The TM Center was in an older part of town nestled between the fancy old money and the ghetto.  A neighborhood that had funky shops and cafes.  The TM Center was an old wood house with a wide front porch.  You had to take your shoes off when you came in the door like my grandmother’s house.  I just assumed it was to protect the white carpet that ran through the main floor.  The living room and dining room were filled with little sofas and chairs gathered around easels where people came for lectures.  The kitchen was where I spent most of my time.  My mom and I would get to have dinner with the couple who ran the center, people in the neighborhood and there always seemed to be visitors.  There was a famous actor who came one time who had originally come from our town and was in to TM.  We all sat around the cozy table in the kitchen.  I was the only teenager around.  Everyone was very friendly and seemed to genuinely be interested in what I had to say.  It wasn’t a private girl’s school but it was certainly interesting and if they were willing to let me play grown-up I wasn’t opposed.

The TM Teachers who lived there were a couple from out of town.  They wore very thin cotton clothes that reminded me of pajamas or people lounging around on a cruise ship.  They drove an old Jaguar.  I had never seen a Jaguar before aside from music videos.

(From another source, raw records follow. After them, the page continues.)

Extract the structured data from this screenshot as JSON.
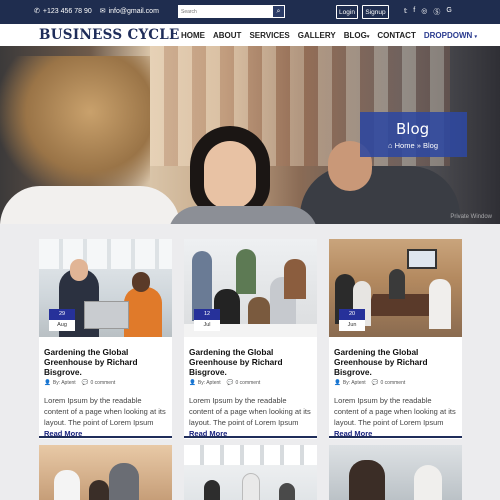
{
  "topbar": {
    "phone": "+123 456 78 90",
    "email": "info@gmail.com",
    "search_placeholder": "Search",
    "login_label": "Login",
    "signup_label": "Signup",
    "social_icons": [
      "twitter-icon",
      "facebook-icon",
      "instagram-icon",
      "skype-icon",
      "google-plus-icon"
    ]
  },
  "nav": {
    "brand": "BUSINESS CYCLE",
    "items": [
      "HOME",
      "ABOUT",
      "SERVICES",
      "GALLERY",
      "BLOG",
      "CONTACT",
      "DROPDOWN"
    ]
  },
  "hero": {
    "title": "Blog",
    "breadcrumb_home": "Home",
    "breadcrumb_sep": "»",
    "breadcrumb_current": "Blog",
    "watermark": "Private Window"
  },
  "cards": [
    {
      "day": "29",
      "month": "Aug",
      "title": "Gardening the Global Greenhouse by Richard Bisgrove.",
      "author": "By: Aptent",
      "comments": "0 comment",
      "excerpt": "Lorem Ipsum by the readable content of a page when looking at its layout. The point of Lorem Ipsum",
      "more": "Read More"
    },
    {
      "day": "12",
      "month": "Jul",
      "title": "Gardening the Global Greenhouse by Richard Bisgrove.",
      "author": "By: Aptent",
      "comments": "0 comment",
      "excerpt": "Lorem Ipsum by the readable content of a page when looking at its layout. The point of Lorem Ipsum",
      "more": "Read More"
    },
    {
      "day": "20",
      "month": "Jun",
      "title": "Gardening the Global Greenhouse by Richard Bisgrove.",
      "author": "By: Aptent",
      "comments": "0 comment",
      "excerpt": "Lorem Ipsum by the readable content of a page when looking at its layout. The point of Lorem Ipsum",
      "more": "Read More"
    }
  ],
  "colors": {
    "topbar_bg": "#1f2d4f",
    "brand": "#1f2d5a",
    "accent": "#26319a",
    "page_bg": "#ececee"
  }
}
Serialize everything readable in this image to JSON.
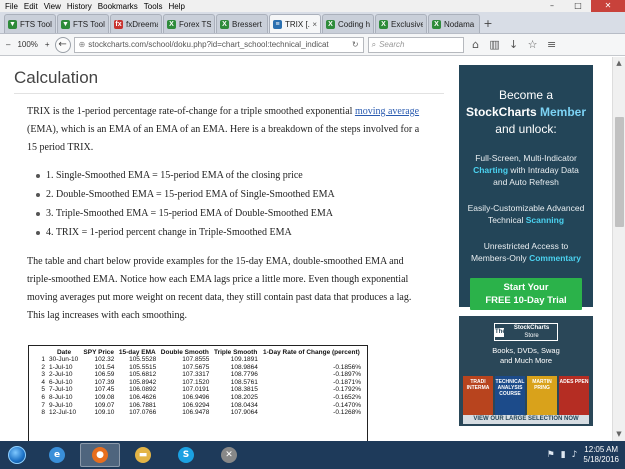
{
  "window": {
    "menu": [
      "File",
      "Edit",
      "View",
      "History",
      "Bookmarks",
      "Tools",
      "Help"
    ],
    "controls": {
      "minimize": "–",
      "maximize": "□",
      "close": "✕"
    }
  },
  "tabs": [
    {
      "label": "FTS Tool...",
      "color": "#2e8b3a",
      "glyph": "▼"
    },
    {
      "label": "FTS Tool...",
      "color": "#2e8b3a",
      "glyph": "▼"
    },
    {
      "label": "fxDreema...",
      "color": "#c8332f",
      "glyph": "fx"
    },
    {
      "label": "Forex TS...",
      "color": "#2e8b3a",
      "glyph": "X"
    },
    {
      "label": "Bressert ...",
      "color": "#2e8b3a",
      "glyph": "X"
    },
    {
      "label": "TRIX [...",
      "color": "#2a6fb0",
      "glyph": "≡",
      "active": true
    },
    {
      "label": "Coding h...",
      "color": "#2e8b3a",
      "glyph": "X"
    },
    {
      "label": "Exclusive ...",
      "color": "#2e8b3a",
      "glyph": "X"
    },
    {
      "label": "Nodama ...",
      "color": "#2e8b3a",
      "glyph": "X"
    }
  ],
  "navbar": {
    "zoom": "100%",
    "url": "stockcharts.com/school/doku.php?id=chart_school:technical_indicat",
    "search_placeholder": "Search"
  },
  "article": {
    "title": "Calculation",
    "para1_pre": "TRIX is the 1-period percentage rate-of-change for a triple smoothed exponential ",
    "para1_link": "moving average",
    "para1_post": " (EMA), which is an EMA of an EMA of an EMA. Here is a breakdown of the steps involved for a 15 period TRIX.",
    "steps": [
      "1. Single-Smoothed EMA = 15-period EMA of the closing price",
      "2. Double-Smoothed EMA = 15-period EMA of Single-Smoothed EMA",
      "3. Triple-Smoothed EMA = 15-period EMA of Double-Smoothed EMA",
      "4. TRIX = 1-period percent change in Triple-Smoothed EMA"
    ],
    "para2": "The table and chart below provide examples for the 15-day EMA, double-smoothed EMA and triple-smoothed EMA. Notice how each EMA lags price a little more. Even though exponential moving averages put more weight on recent data, they still contain past data that produces a lag. This lag increases with each smoothing."
  },
  "ema_table": {
    "headers": [
      "",
      "Date",
      "SPY Price",
      "15-day EMA",
      "Double Smooth",
      "Triple Smooth",
      "1-Day Rate of Change (percent)"
    ],
    "rows": [
      [
        "1",
        "30-Jun-10",
        "102.32",
        "105.5528",
        "107.8555",
        "109.1891",
        ""
      ],
      [
        "2",
        "1-Jul-10",
        "101.54",
        "105.5515",
        "107.5675",
        "108.9864",
        "-0.1856%"
      ],
      [
        "3",
        "2-Jul-10",
        "106.59",
        "105.6812",
        "107.3317",
        "108.7796",
        "-0.1897%"
      ],
      [
        "4",
        "6-Jul-10",
        "107.39",
        "105.8942",
        "107.1520",
        "108.5761",
        "-0.1871%"
      ],
      [
        "5",
        "7-Jul-10",
        "107.45",
        "106.0892",
        "107.0191",
        "108.3815",
        "-0.1792%"
      ],
      [
        "6",
        "8-Jul-10",
        "109.08",
        "106.4626",
        "106.9496",
        "108.2025",
        "-0.1652%"
      ],
      [
        "7",
        "9-Jul-10",
        "109.07",
        "106.7881",
        "106.9294",
        "108.0434",
        "-0.1470%"
      ],
      [
        "8",
        "12-Jul-10",
        "109.10",
        "107.0766",
        "106.9478",
        "107.9064",
        "-0.1268%"
      ]
    ]
  },
  "side_ad": {
    "line1": "Become a",
    "brand": "StockCharts",
    "member": "Member",
    "line3": "and unlock:",
    "f1_pre": "Full-Screen, Multi-Indicator",
    "f1_hl": "Charting",
    "f1_post": "with Intraday Data and Auto Refresh",
    "f2_pre": "Easily-Customizable Advanced Technical",
    "f2_hl": "Scanning",
    "f3_pre": "Unrestricted Access to Members-Only",
    "f3_hl": "Commentary",
    "cta1": "Start Your",
    "cta2": "FREE 10-Day Trial"
  },
  "store_ad": {
    "logo_line1": "The",
    "logo_line2": "StockCharts",
    "logo_line3": "Store",
    "text1": "Books, DVDs, Swag",
    "text2": "and Much More",
    "books": [
      {
        "label": "TRADI INTERMA",
        "color": "#b8441e"
      },
      {
        "label": "TECHNICAL ANALYSIS COURSE",
        "color": "#1c4b8a"
      },
      {
        "label": "MARTIN PRING",
        "color": "#d9a21b"
      },
      {
        "label": "ADES PPEN",
        "color": "#b52d23"
      }
    ],
    "bar": "VIEW OUR LARGE SELECTION NOW"
  },
  "taskbar": {
    "apps": [
      {
        "name": "ie",
        "glyph": "e",
        "color": "#3a8fd9"
      },
      {
        "name": "firefox",
        "glyph": "●",
        "color": "#e76e1e",
        "active": true
      },
      {
        "name": "folder",
        "glyph": "▬",
        "color": "#e3b446"
      },
      {
        "name": "skype",
        "glyph": "S",
        "color": "#1ba1e2"
      },
      {
        "name": "tool",
        "glyph": "✕",
        "color": "#888888"
      }
    ],
    "time": "12:05 AM",
    "date": "5/18/2016"
  }
}
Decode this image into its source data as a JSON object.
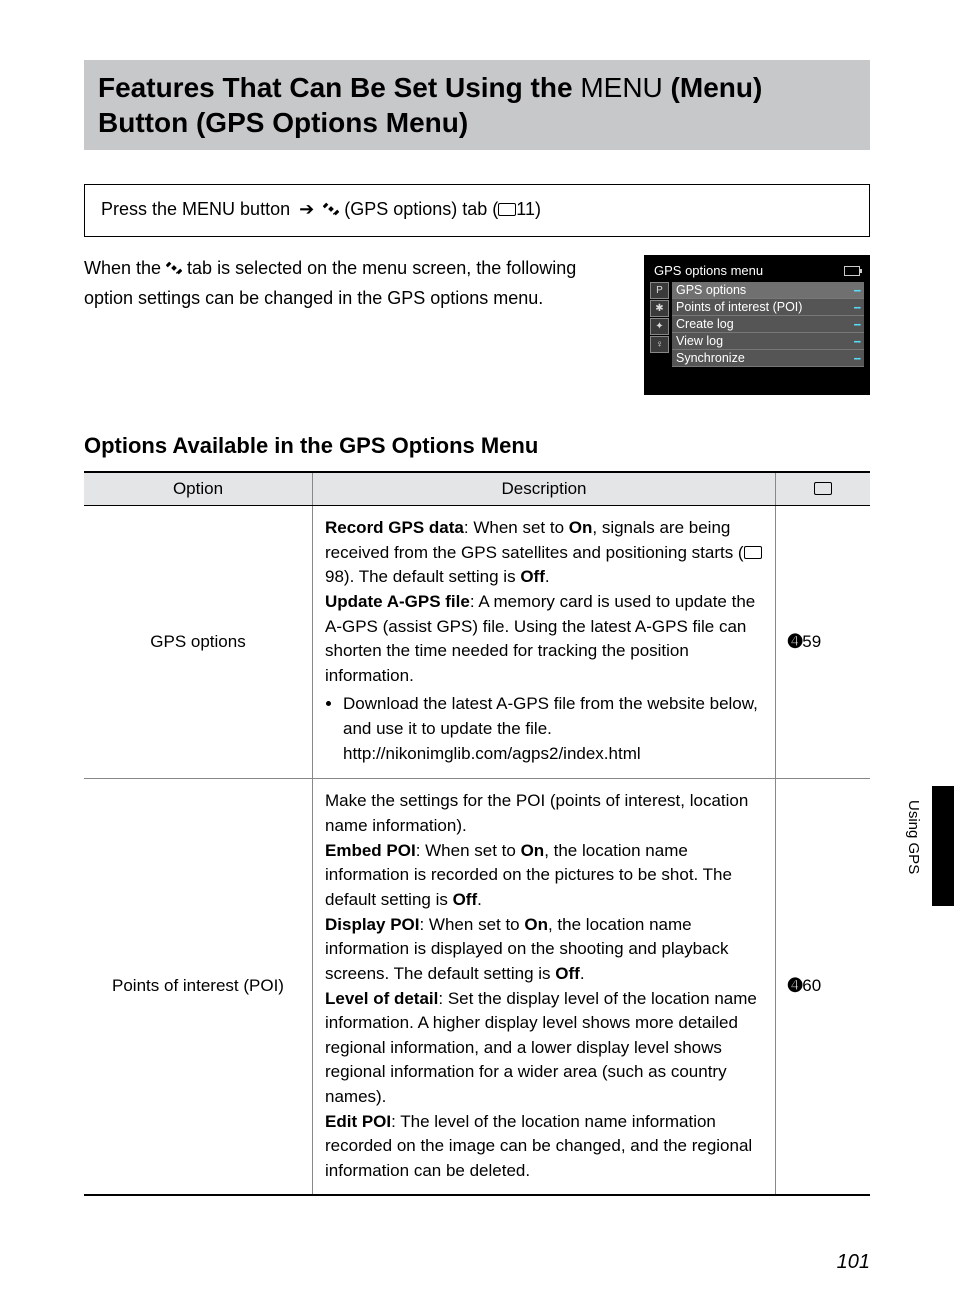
{
  "title_pre": "Features That Can Be Set Using the ",
  "title_menu": "MENU",
  "title_post": " (Menu) Button (GPS Options Menu)",
  "nav": {
    "press_the": "Press the ",
    "menu": "MENU",
    "button": " button ",
    "gps_tab": " (GPS options) tab (",
    "ref": "11)"
  },
  "intro_pre": "When the ",
  "intro_post": " tab is selected on the menu screen, the following option settings can be changed in the GPS options menu.",
  "lcd": {
    "title": "GPS options menu",
    "rows": [
      "GPS options",
      "Points of interest (POI)",
      "Create log",
      "View log",
      "Synchronize"
    ],
    "icons": [
      "P",
      "✱",
      "✦",
      "♀"
    ]
  },
  "subheading": "Options Available in the GPS Options Menu",
  "table": {
    "h1": "Option",
    "h2": "Description",
    "rows": [
      {
        "option": "GPS options",
        "ref": "59",
        "d1a": "Record GPS data",
        "d1b": ": When set to ",
        "d1c": "On",
        "d1d": ", signals are being received from the GPS satellites and positioning starts (",
        "d1e": "98). The default setting is ",
        "d1f": "Off",
        "d1g": ".",
        "d2a": "Update A-GPS file",
        "d2b": ": A memory card is used to update the A-GPS (assist GPS) file. Using the latest A-GPS file can shorten the time needed for tracking the position information.",
        "bullet1": "Download the latest A-GPS file from the website below, and use it to update the file.",
        "url": "http://nikonimglib.com/agps2/index.html"
      },
      {
        "option": "Points of interest (POI)",
        "ref": "60",
        "p1": "Make the settings for the POI (points of interest, location name information).",
        "e1a": "Embed POI",
        "e1b": ": When set to ",
        "e1c": "On",
        "e1d": ", the location name information is recorded on the pictures to be shot. The default setting is ",
        "e1e": "Off",
        "e1f": ".",
        "dp1a": "Display POI",
        "dp1b": ": When set to ",
        "dp1c": "On",
        "dp1d": ", the location name information is displayed on the shooting and playback screens. The default setting is ",
        "dp1e": "Off",
        "dp1f": ".",
        "l1a": "Level of detail",
        "l1b": ": Set the display level of the location name information. A higher display level shows more detailed regional information, and a lower display level shows regional information for a wider area (such as country names).",
        "ed1a": "Edit POI",
        "ed1b": ": The level of the location name information recorded on the image can be changed, and the regional information can be deleted."
      }
    ]
  },
  "side_label": "Using GPS",
  "page_number": "101"
}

My mom made friends with meditators who lived in the neighborhood.  It reminded me of the times before my mom had married my step dad; when my mom’s friends were astrologers and feminists.

I had no interest in TM but the TM people seemed to be very interested in me.  We went to a barbecue at a meditator’s house near the TM Center.  There was a very good looking man there who was probably in his twenties.  My mom told me he was from Purusha.  I didn’t know what this meant but everyone treated him like he was special.  He sat next to me and asked me all kinds of questions I can’t remember.  I saw my mom and her friends whispering about us and smiling at each other like this guy liked me.  Liked me in the junior high way as in he thought I was pretty and all that.  No one interrupted our chat and we started to create our own little world at the barbecue.  He was very funny and not very grown up obviously as he was spending all his time with a thirteen year old girl.

I don’t remember if it was all explained to me but from the reaction of the other adults it was clear that his attention meant I was mature and special in some mystical kind of way.  I guess they were just impressed that I wanted to be with them instead of watching MTV.